We can think of drawing each slab as a recursive function that takes three values as arguments: the start and end x coordinates of the slab, and the number of levels of removal to perform. If the number of levels is zero, that's a base case: we just draw the entire slab connecting the start and end x coordinates. If the number of levels is greater than zero, we need to proceed recursively:

1. Draw a slab with one fewer levels, extending across the first third of the slab you were asked to draw.

2. Draw a slab with one fewer levels, extending across the last third of the slab you were asked to draw.

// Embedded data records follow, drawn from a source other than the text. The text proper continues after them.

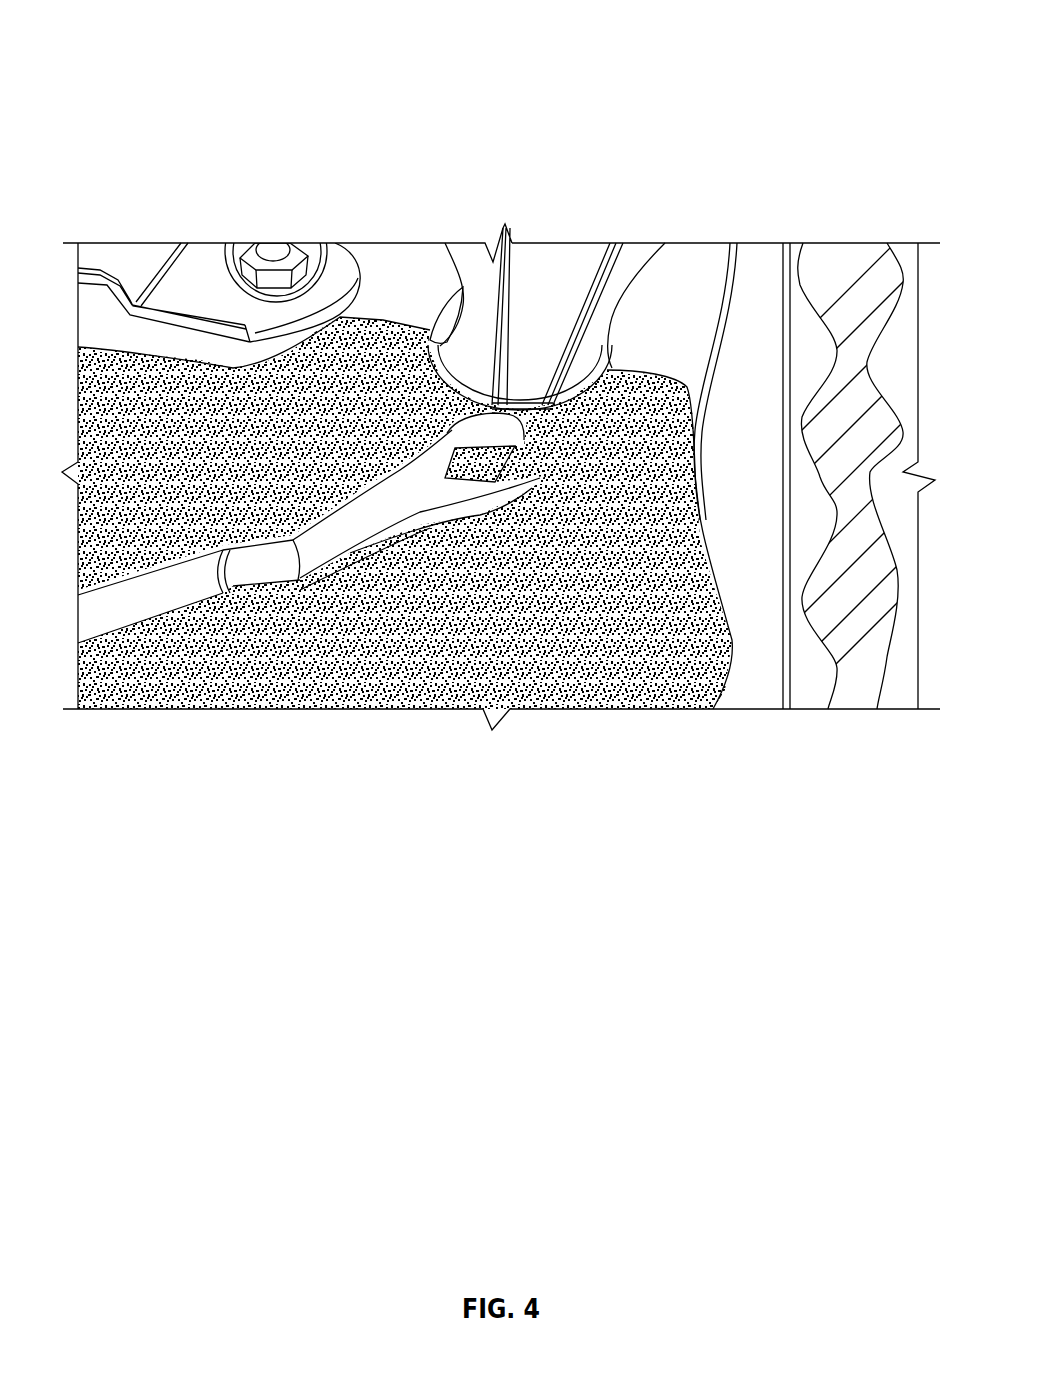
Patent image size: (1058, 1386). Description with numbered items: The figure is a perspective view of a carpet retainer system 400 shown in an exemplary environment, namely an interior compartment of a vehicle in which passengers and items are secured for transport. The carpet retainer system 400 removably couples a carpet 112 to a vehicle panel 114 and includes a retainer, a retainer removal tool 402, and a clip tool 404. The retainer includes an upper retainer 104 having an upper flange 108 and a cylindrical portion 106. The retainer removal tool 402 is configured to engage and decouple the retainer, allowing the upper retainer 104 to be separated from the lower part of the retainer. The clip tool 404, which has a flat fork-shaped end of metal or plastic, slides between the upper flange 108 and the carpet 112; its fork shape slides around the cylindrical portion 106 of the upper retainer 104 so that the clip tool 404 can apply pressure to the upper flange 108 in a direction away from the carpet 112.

The carpet retainer system 400 is at (840, 80).
The retainer removal tool 402 is at (548, 270).
The clip tool 404 is at (418, 487).
The upper retainer 104 is at (528, 432).
The cylindrical portion 106 is at (518, 425).
The upper flange 108 is at (478, 432).
The carpet 112 is at (213, 475).
The vehicle panel 114 is at (691, 339).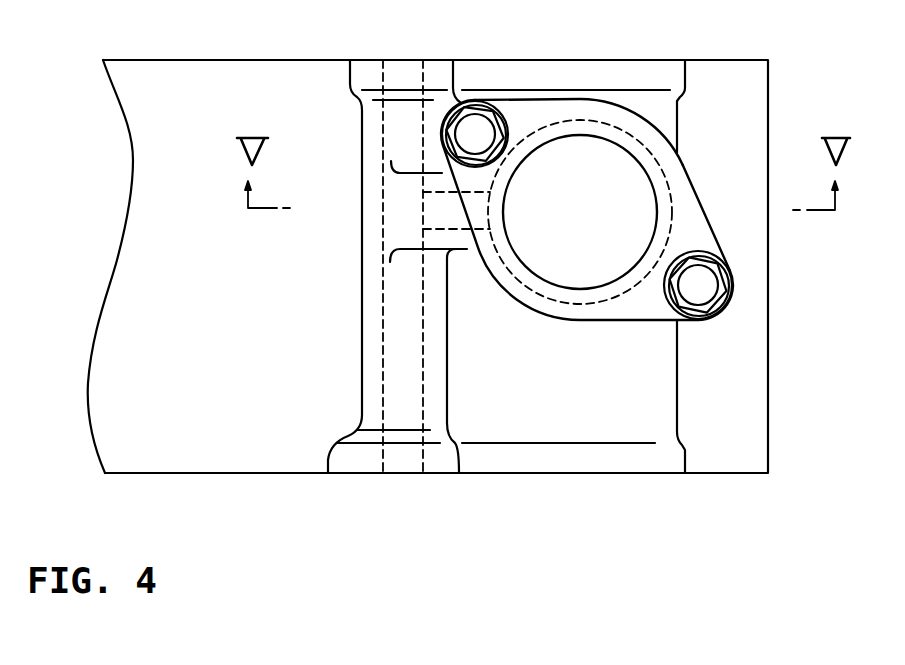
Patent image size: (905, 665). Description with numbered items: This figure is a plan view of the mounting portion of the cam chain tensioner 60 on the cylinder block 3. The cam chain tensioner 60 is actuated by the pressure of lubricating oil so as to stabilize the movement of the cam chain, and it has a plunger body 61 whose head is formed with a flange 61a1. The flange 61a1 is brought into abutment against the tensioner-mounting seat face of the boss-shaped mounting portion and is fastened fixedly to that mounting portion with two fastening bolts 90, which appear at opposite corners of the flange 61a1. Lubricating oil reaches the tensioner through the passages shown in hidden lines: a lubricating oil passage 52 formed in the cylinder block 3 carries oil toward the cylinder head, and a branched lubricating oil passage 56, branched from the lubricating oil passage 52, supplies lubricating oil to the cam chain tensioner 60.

The cylinder block 3 is at (755, 405).
The lubricating oil passage 52 is at (380, 313).
The branched lubricating oil passage 56 is at (458, 222).
The cam chain tensioner 60 is at (707, 167).
The plunger body 61 is at (630, 128).
The flange 61a1 is at (708, 242).
The fastening bolts 90 is at (476, 120).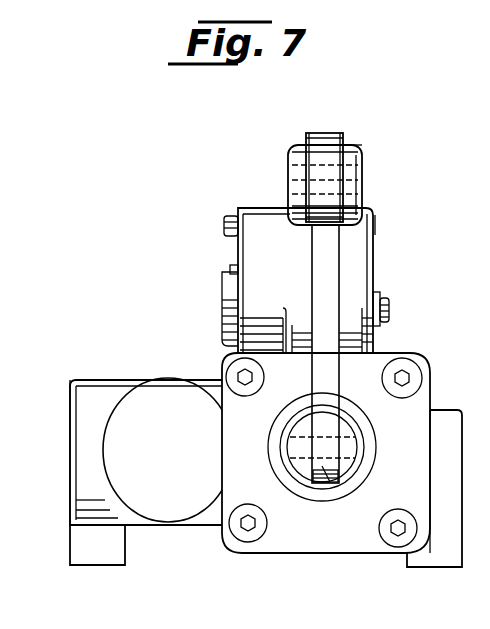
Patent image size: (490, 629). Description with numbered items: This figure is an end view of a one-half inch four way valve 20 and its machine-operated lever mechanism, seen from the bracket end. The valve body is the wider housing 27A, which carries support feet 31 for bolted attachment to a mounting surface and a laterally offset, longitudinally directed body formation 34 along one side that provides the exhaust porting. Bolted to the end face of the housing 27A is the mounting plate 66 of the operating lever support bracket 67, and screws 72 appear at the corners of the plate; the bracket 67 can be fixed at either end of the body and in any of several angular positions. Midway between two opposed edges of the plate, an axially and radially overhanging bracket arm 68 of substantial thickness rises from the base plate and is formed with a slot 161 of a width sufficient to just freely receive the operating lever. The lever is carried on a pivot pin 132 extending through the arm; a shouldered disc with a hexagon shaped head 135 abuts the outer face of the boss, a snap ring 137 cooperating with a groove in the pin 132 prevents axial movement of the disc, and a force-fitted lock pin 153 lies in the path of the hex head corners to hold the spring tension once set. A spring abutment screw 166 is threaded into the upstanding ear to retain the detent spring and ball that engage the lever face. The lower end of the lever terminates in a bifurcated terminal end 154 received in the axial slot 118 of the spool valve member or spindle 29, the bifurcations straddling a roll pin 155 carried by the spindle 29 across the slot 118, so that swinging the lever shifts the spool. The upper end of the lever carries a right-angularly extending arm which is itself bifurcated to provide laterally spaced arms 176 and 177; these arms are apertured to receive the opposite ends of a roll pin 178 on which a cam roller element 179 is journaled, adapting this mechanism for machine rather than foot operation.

The valve 20 is at (280, 556).
The mounting plate 66 is at (335, 555).
The screws 72 is at (245, 384).
The spindle 29 is at (350, 432).
The roll pin 155 is at (357, 456).
The bifurcated terminal end 154 is at (331, 483).
The axial slot 118 is at (318, 483).
The slot 161 is at (338, 258).
The bracket 67 is at (268, 205).
The bracket arm 68 is at (374, 206).
The arm 176 is at (292, 146).
The cam roller element 179 is at (330, 136).
The arm 177 is at (356, 146).
The roll pin 178 is at (358, 170).
The spring abutment screw 166 is at (226, 224).
The lock pin 153 is at (231, 268).
The hexagon shaped head 135 is at (222, 289).
The snap ring 137 is at (376, 295).
The pivot pin 132 is at (389, 308).
The body formation 34 is at (178, 380).
The support feet 31 is at (96, 565).
The housing 27A is at (82, 376).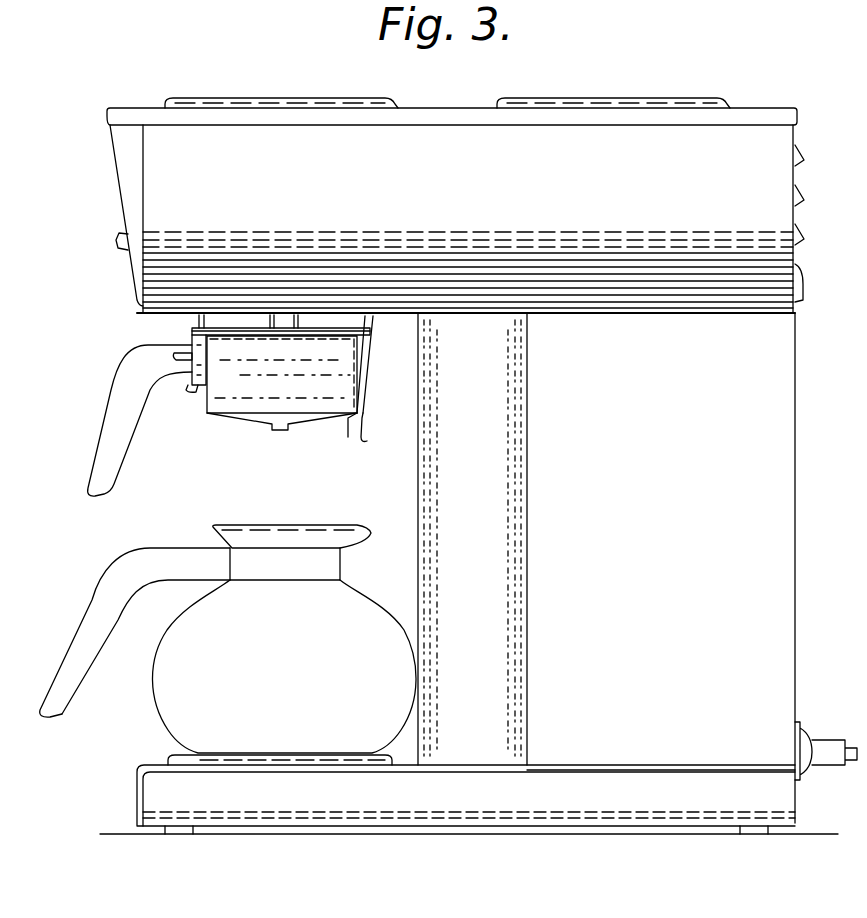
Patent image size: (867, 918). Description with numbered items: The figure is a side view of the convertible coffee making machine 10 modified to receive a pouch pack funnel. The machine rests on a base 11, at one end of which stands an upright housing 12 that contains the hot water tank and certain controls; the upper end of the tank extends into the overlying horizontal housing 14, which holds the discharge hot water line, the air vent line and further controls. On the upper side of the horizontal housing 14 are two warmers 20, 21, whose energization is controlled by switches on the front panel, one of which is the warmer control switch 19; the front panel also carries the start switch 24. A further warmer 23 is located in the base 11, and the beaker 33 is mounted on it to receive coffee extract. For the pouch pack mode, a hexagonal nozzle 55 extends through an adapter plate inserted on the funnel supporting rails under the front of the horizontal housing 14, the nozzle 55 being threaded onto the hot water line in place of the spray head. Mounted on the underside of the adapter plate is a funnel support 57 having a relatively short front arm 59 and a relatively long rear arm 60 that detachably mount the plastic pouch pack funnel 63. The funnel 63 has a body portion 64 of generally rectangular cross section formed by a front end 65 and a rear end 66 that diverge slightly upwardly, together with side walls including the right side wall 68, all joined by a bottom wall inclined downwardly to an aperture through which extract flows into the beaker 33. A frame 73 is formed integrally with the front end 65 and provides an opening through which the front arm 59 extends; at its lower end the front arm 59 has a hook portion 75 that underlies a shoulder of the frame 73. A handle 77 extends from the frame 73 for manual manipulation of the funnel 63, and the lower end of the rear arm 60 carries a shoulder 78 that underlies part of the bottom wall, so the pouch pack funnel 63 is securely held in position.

The convertible coffee making machine 10 is at (782, 78).
The base 11 is at (116, 803).
The upright housing 12 is at (816, 488).
The horizontal housing 14 is at (613, 206).
The warmer control switch 19 is at (118, 178).
The warmer 20 is at (318, 68).
The warmer 21 is at (590, 97).
The warmer 23 is at (172, 756).
The start switch 24 is at (116, 242).
The beaker 33 is at (380, 575).
The hexagonal nozzle 55 is at (292, 318).
The funnel support 57 is at (409, 344).
The front arm 59 is at (206, 324).
The rear arm 60 is at (372, 390).
The pouch pack funnel 63 is at (242, 436).
The body portion 64 is at (396, 373).
The front end 65 is at (207, 414).
The rear end 66 is at (364, 392).
The right side wall 68 is at (314, 383).
The frame 73 is at (190, 345).
The hook portion 75 is at (188, 388).
The handle 77 is at (108, 422).
The shoulder 78 is at (366, 436).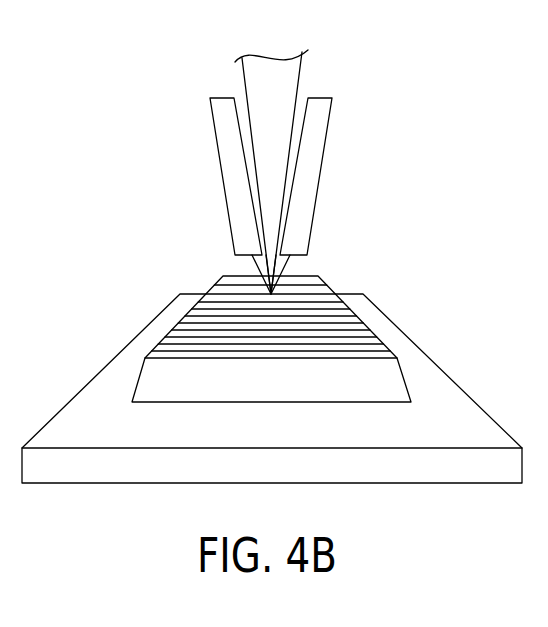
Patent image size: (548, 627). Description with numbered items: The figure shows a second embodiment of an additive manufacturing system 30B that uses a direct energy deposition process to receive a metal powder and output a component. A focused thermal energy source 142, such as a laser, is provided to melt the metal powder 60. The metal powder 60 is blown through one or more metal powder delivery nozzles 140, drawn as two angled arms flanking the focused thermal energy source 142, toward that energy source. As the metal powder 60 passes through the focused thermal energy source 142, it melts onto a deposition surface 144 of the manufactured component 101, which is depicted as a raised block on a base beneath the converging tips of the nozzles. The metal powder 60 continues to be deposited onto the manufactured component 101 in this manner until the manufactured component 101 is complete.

The additive manufacturing system 30B is at (352, 82).
The metal powder delivery nozzles 140 is at (233, 150).
The focused thermal energy source 142 is at (263, 172).
The metal powder 60 is at (258, 268).
The deposition surface 144 is at (277, 288).
The manufactured component 101 is at (212, 322).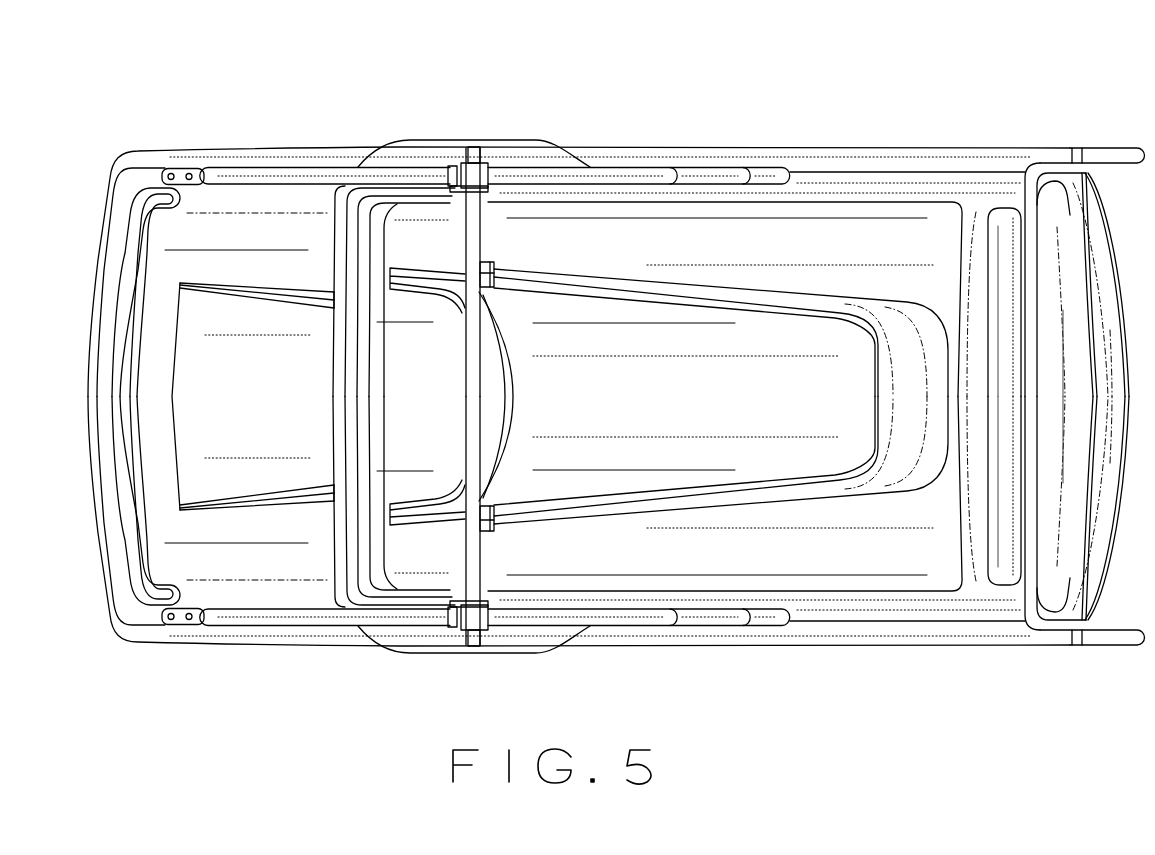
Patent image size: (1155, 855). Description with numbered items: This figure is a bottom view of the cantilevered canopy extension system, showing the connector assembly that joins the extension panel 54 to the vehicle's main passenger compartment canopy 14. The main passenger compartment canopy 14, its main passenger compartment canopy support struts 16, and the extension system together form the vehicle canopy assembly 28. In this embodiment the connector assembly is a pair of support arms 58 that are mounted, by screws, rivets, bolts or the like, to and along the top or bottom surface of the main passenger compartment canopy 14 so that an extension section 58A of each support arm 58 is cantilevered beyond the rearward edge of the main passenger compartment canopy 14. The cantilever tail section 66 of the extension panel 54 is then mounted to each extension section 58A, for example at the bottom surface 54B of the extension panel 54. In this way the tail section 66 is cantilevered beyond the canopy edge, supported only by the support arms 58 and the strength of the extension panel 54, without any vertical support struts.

The main passenger compartment canopy 14 is at (757, 390).
The main passenger compartment canopy support strut 16 is at (485, 178).
The vehicle canopy assembly 28 is at (801, 108).
The extension panel 54 is at (287, 376).
The bottom surface 54B is at (178, 558).
The support arm 58 is at (585, 176).
The extension section 58A is at (343, 182).
The cantilever tail section 66 is at (213, 217).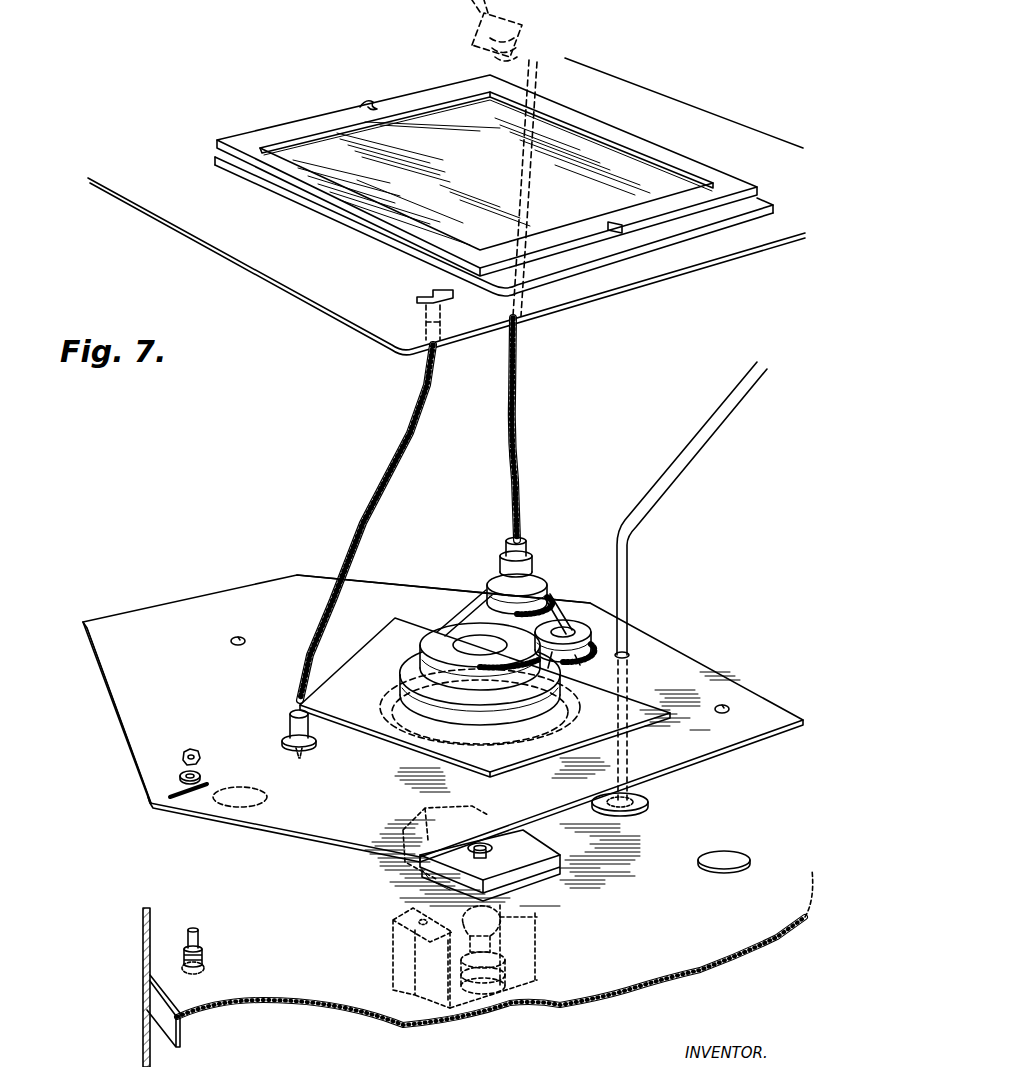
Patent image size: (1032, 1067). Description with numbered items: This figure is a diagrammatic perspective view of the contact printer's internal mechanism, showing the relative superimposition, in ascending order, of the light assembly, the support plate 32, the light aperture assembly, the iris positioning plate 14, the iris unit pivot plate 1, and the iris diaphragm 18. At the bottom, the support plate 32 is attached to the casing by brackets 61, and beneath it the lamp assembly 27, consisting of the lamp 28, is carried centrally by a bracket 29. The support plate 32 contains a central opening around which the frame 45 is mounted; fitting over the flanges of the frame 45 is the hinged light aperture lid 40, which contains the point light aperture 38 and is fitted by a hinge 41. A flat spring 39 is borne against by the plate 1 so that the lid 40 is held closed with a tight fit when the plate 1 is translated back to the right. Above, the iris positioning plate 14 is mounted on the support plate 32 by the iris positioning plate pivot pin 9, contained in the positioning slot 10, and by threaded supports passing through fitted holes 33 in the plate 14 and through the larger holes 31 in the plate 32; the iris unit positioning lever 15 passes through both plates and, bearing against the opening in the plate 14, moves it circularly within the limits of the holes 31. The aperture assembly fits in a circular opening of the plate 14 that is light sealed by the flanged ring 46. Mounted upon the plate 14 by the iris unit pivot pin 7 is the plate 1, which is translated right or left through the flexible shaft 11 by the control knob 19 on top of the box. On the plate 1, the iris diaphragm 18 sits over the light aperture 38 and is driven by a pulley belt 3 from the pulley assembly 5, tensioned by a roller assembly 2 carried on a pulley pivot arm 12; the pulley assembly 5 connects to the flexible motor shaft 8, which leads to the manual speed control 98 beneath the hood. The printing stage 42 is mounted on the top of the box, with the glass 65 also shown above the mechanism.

The iris unit pivot plate 1 is at (616, 692).
The roller assembly 2 is at (578, 618).
The pulley belt 3 is at (462, 608).
The pulley assembly 5 is at (532, 570).
The iris unit pivot pin 7 is at (306, 760).
The flexible motor shaft 8 is at (520, 488).
The iris positioning plate pivot pin 9 is at (200, 945).
The positioning slot 10 is at (208, 787).
The flexible shaft 11 is at (322, 640).
The pulley pivot arm 12 is at (584, 668).
The iris positioning plate 14 is at (706, 680).
The iris unit positioning lever 15 is at (628, 560).
The iris diaphragm 18 is at (440, 635).
The control knob 19 is at (416, 296).
The lamp assembly 27 is at (511, 955).
The lamp 28 is at (538, 920).
The bracket 29 is at (505, 968).
The holes 31 is at (262, 790).
The support plate 32 is at (267, 1007).
The fitted hole 33 is at (246, 640).
The light aperture 38 is at (478, 843).
The flat spring 39 is at (432, 880).
The light aperture lid 40 is at (505, 833).
The hinge 41 is at (405, 826).
The printing stage 42 is at (404, 259).
The frame 45 is at (554, 879).
The flanged ring 46 is at (386, 730).
The brackets 61 is at (180, 1036).
The glass 65 is at (378, 184).
The manual speed control 98 is at (471, 16).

In the provided starter code, open the sketch Cantor. The sketch attempts to draw the comb image above, by calling a recursive helper function cantor() with different numbers of levels of removal. Your job is to fill in the cantor() function according to the logic above. In the base case, use rect() to draw a rectangle. The x coordinate and width of the rectangle are the recursive part; the rectangle should always start at y=0 and have height 40. In the recursive case, make two recursive calls as described above. The provided setup() function will use geometric contexts to draw six slabs stacked vertically.

As with Hanoi, the description of what to do is much, much longer than the code you need to write. You'll need something like 6–8 lines of code to solve this question. You may find the built-in lerp() function useful.

Submit you work in a sketch titled Cantor.

Submission

When you are ready to submit, please follow these steps.

1. If necessary, review the Code Style Guide and use Processing's built-in auto format tool. You do not need to use the precise coding style outlined in the guide, but whatever style you use, your code must be clear, concise, consistent, and commented.

2. If necessary, review the How To Submit document for a reminder on how to submit to LEARN.

3. Make sure to include a comment at the top of all source files containing your name and student ID number.

4. Create a zip file called L06.zip containing the entire L06 folder and its subfolders Hanoi and Cantor.

5. Upload L06.zip to LEARN. Remember that you can (and should!) submit as many times as you like. That way, if there's a catastrophe, you and the course staff will still have access to a recent version of your code.

6. If LEARN isn't working, and only if LEARN isn't working, please email your ZIP file to the course account (see the course home page for the address). In this case, you must mail your ZIP file before the deadline. Please use this only for emergencies, not "just in case". Submissions received after the deadline may receive feedback, but their marks will not count.